Suicide stalks female and male veterans, exceeding 6,000 a year from 2008 to 2017 - 1.5 times the rate of suicides for nonveteran adults. Nearly 79,000 veterans died by suicide between 2005 and 2017, compared with about 7,000 troops killed during two decades of the wars in Afghanistan and Iraq.
“Suicide prevention is a national priority and the VA (Veterans Administration) is dedicated to this mission,” said a report last year from the Department of Veterans Affairs, noting that a cabinet-level task force had been formed to develop a plan.
Loneliness looms as a risk factor because it is tied to the highest levels of depression and suicidal thoughts among former service members, according to a study by Dr. Alan Teo, a psychiatrist at the VA Portland Health Care System.

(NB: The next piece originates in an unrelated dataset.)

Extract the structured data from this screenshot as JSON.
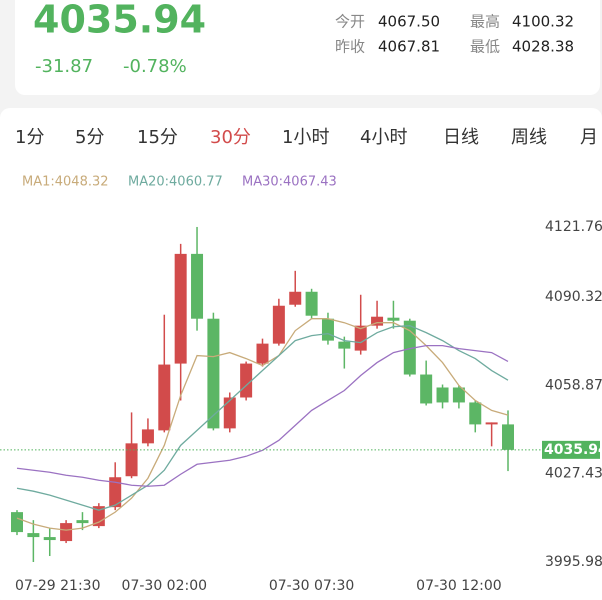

“I am worried that there will be serious mental health consequences from COVID-19 that we have not paid enough attention to,” Teo said in an email. “That could include more suicides in veterans, not necessarily this month but in the coming months or even years.”
Teo believes the dangers of loneliness also accrue over time, and the mindset is “especially dangerous when it is sustained and persistent.”
The condition afflicts people living alone and with others, he said.
“Loneliness is the feeling of being alone, but not at all necessarily being physically alone,” Teo said.
Dr. Somnath Saha, a Portland VA physician, said: “Humans are social beings and connection to others is part of what buoys us in a stressful world.”
Jones, who said he was exposed to Agent Orange, the toxic defoliant sprayed over Vietnam for 10 years, checks in with a therapist about once a year for PTSD.
“It won’t go away,” he said.
Kate O’Hare-Palmer of Petaluma, who served as an Army emergency room nurse in Vietnam, said the coronavirus onslaught “comes across as a war zone to us (veterans). It’s overwhelming. There’s no end.”
It took her 25 years to accept the fact she had PTSD, sublimating the pain through steady work. “When you’re busy you don’t think and you don’t feel,” she said.
Many veterans are, by nature, driven to help others, an impulse that was crushed by stay-at-home orders imposed by the county more than two months ago, said O’Hare-Palmer, 73, who chairs the Vietnam Veterans of America’s Women Veterans Committee. The rules against social gatherings spelled a temporary end to the coffee cart she and others operated for five years outside the Santa Rosa VA Outpatient Clinic on Brickway Boulevard, serving doughnuts, fruit and coffee to veterans who had come from as far away as Eureka to catch a bus to the San Francisco VA Medical Center.
“It turned into a very social thing,” O’Hare-Palmer said.
Vietnam veterans may be seen as rugged and potentially gruff, but O’Hare-Palmer said the vast majority - about eight out of 10 - are “everyday people” going about their lives with jobs and families. With a median age of 68, most are now retired, but they are marked men and women in several ways.
Of the 2.7 million American troops who served in Vietnam, about 774,000 are living today.
The VA’s National Center for PTSD says about 15% of Vietnam veterans were diagnosed with the condition in a late 1980s study, possibly due to horrible and life-threatening experiences in combat. In 2015, a study found about 11% - some 271,000 veterans - still had the “psychological nightmare” of PTSD, many with conditions that were “only getting worse with time,” according to Smithsonian magazine.